Creating a galaxy in a teacup
September 10th, 2006
I had a spare weekend to get together with the Gimp and this is the first offspring of that union (there’s a kind of pun here, but you probably need to have lived in the UK to understand it – the poms have a much different idea of what the word ‘gimp’ means than the yanks, in much the same way that ‘rubber’ means two different things to the two cultures).
To build the image I started with a picture of my favorite teacup full of black tea, taken under plain incandescent bulbs in my kitchen (this might not have been the best light but I was impatient – daylight would have made the exposure time shorter, and would have resulted in a better, more sharply focused image).

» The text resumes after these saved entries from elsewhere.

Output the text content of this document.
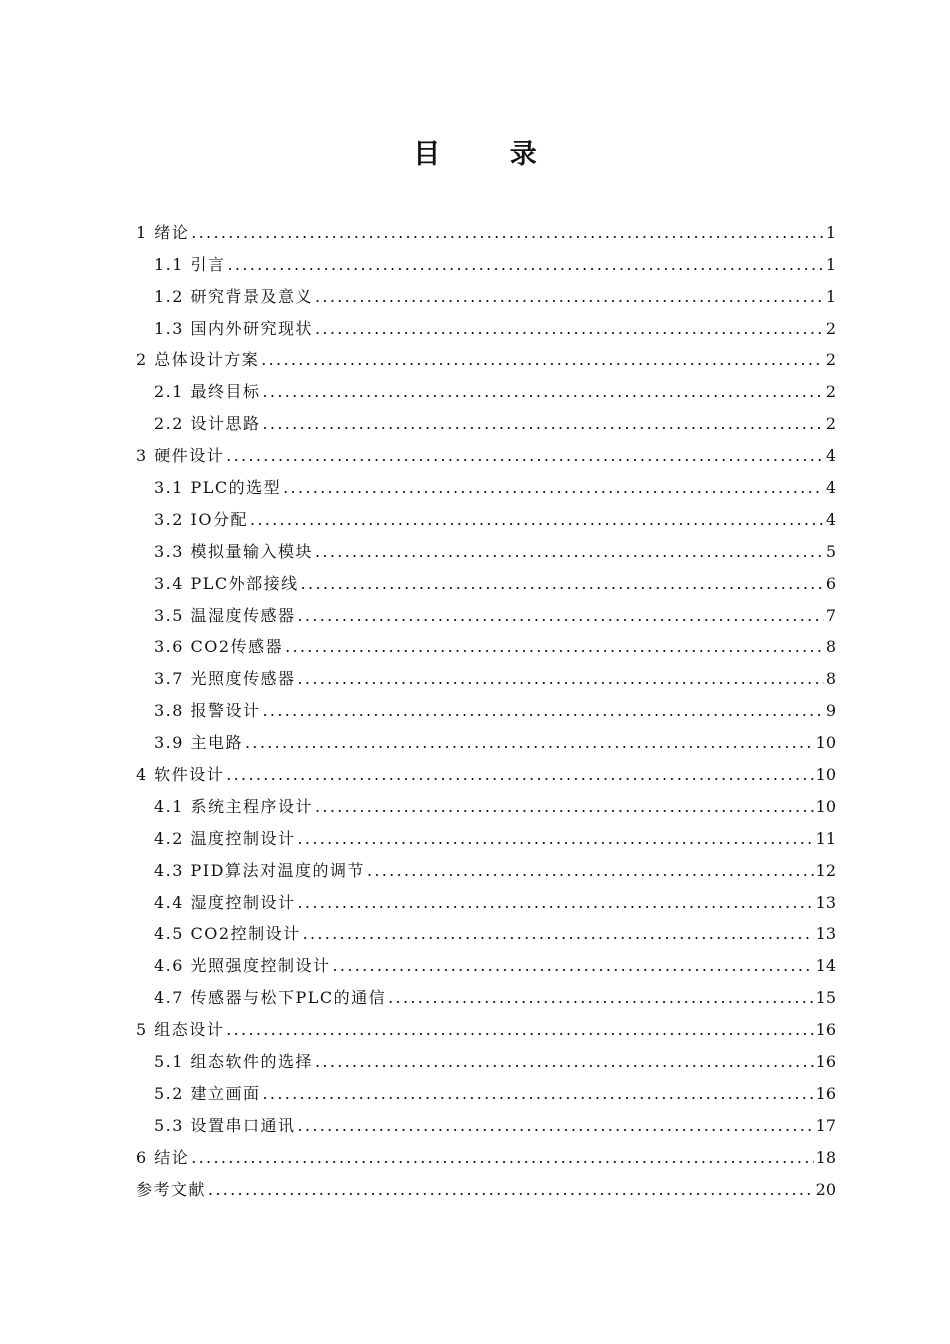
目 录
1 绪论 .....	1
1.1 引言 .....	1
1.2 研究背景及意义 .....	1
1.3 国内外研究现状 .....	2
2 总体设计方案 .....	2
2.1 最终目标 .....	2
2.2 设计思路 .....	2
3 硬件设计 .....	4
3.1 PLC的选型 .....	4
3.2 IO分配 .....	4
3.3 模拟量输入模块 .....	5
3.4 PLC外部接线 .....	6
3.5 温湿度传感器 .....	7
3.6 CO2传感器 .....	8
3.7 光照度传感器 .....	8
3.8 报警设计 .....	9
3.9 主电路 .....	10
4 软件设计 .....	10
4.1 系统主程序设计 .....	10
4.2 温度控制设计 .....	11
4.3 PID算法对温度的调节 .....	12
4.4 湿度控制设计 .....	13
4.5 CO2控制设计 .....	13
4.6 光照强度控制设计 .....	14
4.7 传感器与松下PLC的通信 .....	15
5 组态设计 .....	16
5.1 组态软件的选择 .....	16
5.2 建立画面 .....	16
5.3 设置串口通讯 .....	17
6 结论 .....	18
参考文献 .....	20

After downloading the image to my PC I went hunting for a galaxy to paste in – browsing through the Hubble space telescope’s fantastic, copyright free image gallery
Having found a likely candidate, I opened the Gimp where I resized the large image, and adjusted its perspective to look like a swirl in the teacup.
Then it was a matter of adding the teacup image as a new layer, selecting the tea, and making a gradient mask on it which would progressively reveal the galaxy in the layer beneath.
A little smudging of the two mixed down layers and voila… a galaxy in a teacup.
I was impressed with the Gimp, and inordinately pleased with the results. For my next project I plan on making a storm in a teacup.